Pour raconter les cicatrices de la Commune
Prenant comme axe central la Commune de Paris, sa répression et les cicatrices qu’elle a laissées, François Bourgeon fait revivre le Montmartre des années 1885 avec les séquelles laissées par la Semaine sanglante.
Deux héroïnes animent son intrigue : l’arrière-petite-fille d’Isa et une jeune bretonne. La première a maintenant la quarantaine, réside à Montmartre, se fait appeler Clara. La seconde est orpheline, âgée de quinze ans quand elle débarque de sa province natale chassée par la misère. Elle a dû lutter pour survivre et elle veut le faire maintenant dans d’autres conditions. Intriguée par cette femme qu’elle côtoie, elle extirpera, peu à peu, les difficiles confidences de Clara, les événements tragiques qu’elle a traversés, les moments terribles qu’elle a vécus depuis son arrivée à Paris à l’âge de vingt ans.
Le récit débute le 16 février 1885 quand tout ce que la région parisienne compte de révolutionnaires et d’anarchistes enterre Jules Vallès. Ce même jour, Klervi Stefan arrive de sa Bretagne natale pour travailler dans une famille bourgeoise. Désorientée, elle se retrouve près du cortège. Elle est prise à partie par deux hommes qui lui reprochent son origine, des natifs de sa région ayant laissé un mauvais souvenir quinze ans plus tôt. Elle est défendue par Clara et son ami le Dr Lukaz-Anton Maze. Mais elle se fait voler ses maigres possessions. Clara l’habille chez un fripier de sa connaissance et l’accompagne jusqu’à la maison de ses employeurs.
Quelques mois plus tard, en rentrant chez elle, Clara est attaquée par un voyou qui lui vole son violon. Après avoir retrouvé ses esprits, elle suit les traces dans la neige laissées par le voleur. Celles-ci l’amènent dans un cimetière où le détrousseur et une jeune femme se disputent. Elle refuse le violon et ne veut pas reprendre la prostitution. Clara, armée, récupère son bien et… la jeune Klervi. Elle n’a pas fait l’affaire chez ses patrons et depuis… Clara finit par accepter de l’héberger. Commence alors une cohabitation riche en rebondissements…

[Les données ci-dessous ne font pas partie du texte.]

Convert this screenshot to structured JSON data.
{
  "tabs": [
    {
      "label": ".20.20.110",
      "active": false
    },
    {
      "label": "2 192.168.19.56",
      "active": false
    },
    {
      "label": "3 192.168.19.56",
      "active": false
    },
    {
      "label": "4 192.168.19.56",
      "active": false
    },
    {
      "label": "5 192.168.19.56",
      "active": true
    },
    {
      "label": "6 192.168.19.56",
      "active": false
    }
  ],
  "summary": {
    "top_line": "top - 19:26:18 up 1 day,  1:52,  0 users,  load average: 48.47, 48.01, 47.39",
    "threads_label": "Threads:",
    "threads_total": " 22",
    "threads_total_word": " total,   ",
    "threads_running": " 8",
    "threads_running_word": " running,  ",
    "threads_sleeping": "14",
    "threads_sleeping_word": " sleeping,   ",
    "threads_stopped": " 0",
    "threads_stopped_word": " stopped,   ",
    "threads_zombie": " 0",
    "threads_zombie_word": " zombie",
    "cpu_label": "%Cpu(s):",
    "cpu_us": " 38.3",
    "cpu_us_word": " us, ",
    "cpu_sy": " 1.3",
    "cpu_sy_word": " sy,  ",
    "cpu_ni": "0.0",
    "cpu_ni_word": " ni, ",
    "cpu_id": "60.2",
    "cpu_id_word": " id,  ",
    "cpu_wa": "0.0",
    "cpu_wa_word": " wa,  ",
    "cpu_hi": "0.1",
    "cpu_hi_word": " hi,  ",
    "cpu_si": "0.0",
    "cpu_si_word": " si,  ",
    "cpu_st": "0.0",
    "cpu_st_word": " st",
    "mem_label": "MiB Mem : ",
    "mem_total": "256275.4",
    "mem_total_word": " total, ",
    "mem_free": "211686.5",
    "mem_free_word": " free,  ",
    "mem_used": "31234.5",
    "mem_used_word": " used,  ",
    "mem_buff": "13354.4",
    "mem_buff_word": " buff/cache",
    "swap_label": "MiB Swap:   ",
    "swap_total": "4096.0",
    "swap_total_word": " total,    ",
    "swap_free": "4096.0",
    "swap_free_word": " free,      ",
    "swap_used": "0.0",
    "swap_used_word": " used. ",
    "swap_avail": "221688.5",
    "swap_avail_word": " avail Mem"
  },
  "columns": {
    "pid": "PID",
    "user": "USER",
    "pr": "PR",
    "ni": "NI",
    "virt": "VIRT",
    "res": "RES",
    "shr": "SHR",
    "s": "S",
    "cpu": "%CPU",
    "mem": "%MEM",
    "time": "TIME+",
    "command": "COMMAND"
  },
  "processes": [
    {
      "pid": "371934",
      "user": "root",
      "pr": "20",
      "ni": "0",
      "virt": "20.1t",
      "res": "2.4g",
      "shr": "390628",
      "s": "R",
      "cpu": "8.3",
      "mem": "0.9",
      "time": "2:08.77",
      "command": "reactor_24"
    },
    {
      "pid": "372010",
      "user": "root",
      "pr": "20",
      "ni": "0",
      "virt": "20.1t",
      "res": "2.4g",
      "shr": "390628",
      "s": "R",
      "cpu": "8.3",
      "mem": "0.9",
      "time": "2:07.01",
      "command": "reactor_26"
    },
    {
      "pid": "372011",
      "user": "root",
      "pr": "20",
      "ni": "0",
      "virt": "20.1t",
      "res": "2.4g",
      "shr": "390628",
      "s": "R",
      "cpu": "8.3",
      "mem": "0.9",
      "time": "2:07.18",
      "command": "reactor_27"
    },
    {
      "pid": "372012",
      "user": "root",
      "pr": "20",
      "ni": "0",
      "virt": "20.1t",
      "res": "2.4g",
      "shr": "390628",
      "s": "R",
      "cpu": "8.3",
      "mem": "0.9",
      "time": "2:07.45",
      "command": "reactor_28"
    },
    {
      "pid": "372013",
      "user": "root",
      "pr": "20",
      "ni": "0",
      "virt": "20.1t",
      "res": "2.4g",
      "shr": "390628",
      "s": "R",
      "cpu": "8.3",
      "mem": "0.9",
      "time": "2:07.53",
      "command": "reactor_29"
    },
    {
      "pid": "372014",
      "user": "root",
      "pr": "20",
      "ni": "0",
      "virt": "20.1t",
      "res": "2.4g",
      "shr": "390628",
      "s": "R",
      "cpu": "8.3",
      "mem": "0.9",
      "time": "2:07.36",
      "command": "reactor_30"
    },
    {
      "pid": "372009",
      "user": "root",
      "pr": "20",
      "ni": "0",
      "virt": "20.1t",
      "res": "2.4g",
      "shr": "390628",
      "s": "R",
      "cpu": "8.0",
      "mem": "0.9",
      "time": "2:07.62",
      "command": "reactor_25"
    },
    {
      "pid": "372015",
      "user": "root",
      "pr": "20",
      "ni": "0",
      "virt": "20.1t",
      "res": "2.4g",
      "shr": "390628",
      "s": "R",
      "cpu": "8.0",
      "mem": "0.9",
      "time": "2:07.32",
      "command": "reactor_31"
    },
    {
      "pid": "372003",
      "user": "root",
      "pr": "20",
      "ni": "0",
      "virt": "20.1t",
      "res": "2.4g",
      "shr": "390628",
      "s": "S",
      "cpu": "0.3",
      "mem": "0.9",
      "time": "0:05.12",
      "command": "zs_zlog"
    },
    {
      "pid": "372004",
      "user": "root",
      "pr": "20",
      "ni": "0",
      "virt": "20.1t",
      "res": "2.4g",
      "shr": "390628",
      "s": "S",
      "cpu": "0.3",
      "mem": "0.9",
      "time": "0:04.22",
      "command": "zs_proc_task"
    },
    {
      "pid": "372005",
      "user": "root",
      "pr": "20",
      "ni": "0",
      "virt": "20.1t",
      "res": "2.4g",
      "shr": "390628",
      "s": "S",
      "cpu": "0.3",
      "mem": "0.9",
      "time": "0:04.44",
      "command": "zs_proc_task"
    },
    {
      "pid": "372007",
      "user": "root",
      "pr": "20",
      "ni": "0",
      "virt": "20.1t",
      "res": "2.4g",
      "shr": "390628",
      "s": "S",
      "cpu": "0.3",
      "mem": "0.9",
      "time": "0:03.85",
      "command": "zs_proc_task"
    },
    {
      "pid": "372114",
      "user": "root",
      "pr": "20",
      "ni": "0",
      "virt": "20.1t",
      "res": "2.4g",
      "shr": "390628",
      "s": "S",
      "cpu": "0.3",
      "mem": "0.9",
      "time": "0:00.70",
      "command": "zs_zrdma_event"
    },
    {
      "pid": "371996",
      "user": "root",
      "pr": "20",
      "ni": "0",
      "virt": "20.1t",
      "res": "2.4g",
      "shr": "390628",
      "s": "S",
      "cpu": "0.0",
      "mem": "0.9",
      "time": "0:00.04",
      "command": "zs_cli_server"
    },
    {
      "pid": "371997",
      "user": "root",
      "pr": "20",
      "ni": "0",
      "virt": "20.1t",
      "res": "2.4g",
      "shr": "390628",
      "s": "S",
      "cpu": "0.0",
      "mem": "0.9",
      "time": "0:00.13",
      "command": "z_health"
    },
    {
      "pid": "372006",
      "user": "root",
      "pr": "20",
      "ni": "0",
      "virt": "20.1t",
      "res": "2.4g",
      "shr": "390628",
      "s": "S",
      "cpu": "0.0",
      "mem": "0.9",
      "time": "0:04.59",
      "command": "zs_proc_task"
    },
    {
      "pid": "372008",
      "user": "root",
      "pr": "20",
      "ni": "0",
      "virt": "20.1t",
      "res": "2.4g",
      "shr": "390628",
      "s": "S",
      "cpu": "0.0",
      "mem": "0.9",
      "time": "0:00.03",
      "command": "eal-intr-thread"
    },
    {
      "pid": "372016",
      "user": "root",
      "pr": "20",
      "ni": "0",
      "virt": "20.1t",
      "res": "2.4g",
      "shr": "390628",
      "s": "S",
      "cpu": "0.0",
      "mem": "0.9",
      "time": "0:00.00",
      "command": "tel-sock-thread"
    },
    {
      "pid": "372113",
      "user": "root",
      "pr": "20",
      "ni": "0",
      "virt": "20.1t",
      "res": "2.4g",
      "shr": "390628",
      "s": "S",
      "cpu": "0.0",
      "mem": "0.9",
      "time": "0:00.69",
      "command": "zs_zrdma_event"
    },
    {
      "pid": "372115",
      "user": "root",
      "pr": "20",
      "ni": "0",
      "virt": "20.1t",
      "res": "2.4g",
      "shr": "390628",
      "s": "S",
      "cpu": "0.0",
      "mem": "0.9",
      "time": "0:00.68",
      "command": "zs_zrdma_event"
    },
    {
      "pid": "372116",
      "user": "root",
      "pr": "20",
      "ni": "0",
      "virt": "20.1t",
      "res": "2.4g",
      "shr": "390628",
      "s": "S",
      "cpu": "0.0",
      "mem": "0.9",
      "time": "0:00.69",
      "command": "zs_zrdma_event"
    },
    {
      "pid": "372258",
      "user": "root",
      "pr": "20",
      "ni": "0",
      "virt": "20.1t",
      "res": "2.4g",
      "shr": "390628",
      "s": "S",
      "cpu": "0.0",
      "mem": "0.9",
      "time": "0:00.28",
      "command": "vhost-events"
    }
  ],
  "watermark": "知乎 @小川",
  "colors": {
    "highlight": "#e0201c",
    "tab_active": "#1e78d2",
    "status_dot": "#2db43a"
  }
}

Dans cet album, François Bourgeon fait revivre la Commune de Paris, l’espoir que ce mouvement avait suscité et la répression qui fit des milliers de morts. Officiellement, c’est le chiffre de vingt mille qui est avancé alors que celui de cent mille semble plus près de la vérité. Il raconte également la vie à Montmartre à l’époque, les cabarets, les chansons, les compositeurs et les interprètes, les artistes et leurs modèles…
Sur le pas de Clara et de Klervi, il fait découvrir un quartier de ce village, la construction du Sacré-Cœur, cette basilique voulue par Mac-Mahon et sa clique de royalistes : “…voulue par des assassins, en expiation des crimes commis… par leurs victimes.“
L’auteur intègre nombre d’intrigues secondaires telles que la recherche par Klervi de son père engagé dans la Légion et dont elle est sans nouvelles depuis des années au point d’être considérée comme orpheline. Sa lutte pour échapper à son proxénète… Il offre l’occasion de croiser pléthore de figures historiques qui ont fait la révolution, qui vivaient à Montmartre. Il donne moult précisions sur les acteurs de cette époque, sur les personnages historiques qui ont traversé cette période, du pape Pie IX à l’auteur de L’Internationale, de Steinlen le peintre à Élisée Reclus le géographe…
Les chansons occupent une place de choix dans l’histoire. Le titre du présent album est, d’ailleurs, un jeu de mots avec le titre de l’une d’elle devenue fort célèbre. S’il émaille son récit de dialogues en breton, il en donne la signification en fin d’album avec des notes explicatives. Il utilise aussi l’argot parisien, celui de Bruant, celui utilisé par le peuple à la fin du XIXe siècle, argot qui a perduré une bonne partie de XXe siècle.
Le travail minutieux de François Bourgeon, le soin apporté à chaque détail magnifient chaque vignette, chaque planche. Il a passé deux mois à construire une maquette du quartier de Montmartre où évoluent les deux héroïnes pour en étudier et en restituer au mieux les éclairages selon l’heure, selon les périodes nocturnes ou diurne.
Cette première partie du troisième et dernier cycle des Passagers du vent se déroule vingt ans après le moment où Zabo en termine, en Louisiane, avec la guerre de Sécession. L’auteur propose ce saut d’une vingtaine d’années parce qu’il voulait raconter la Commune. Et il y réussit à merveille avec cet album absolument splendide.
serge perraud
François Bourgeon (scénario, dessin et couleur), Les Passagers du vent – t.08 : Le sang des cerises, Delcourt, coll. Hors collection, 88 p. – 17, 95 €.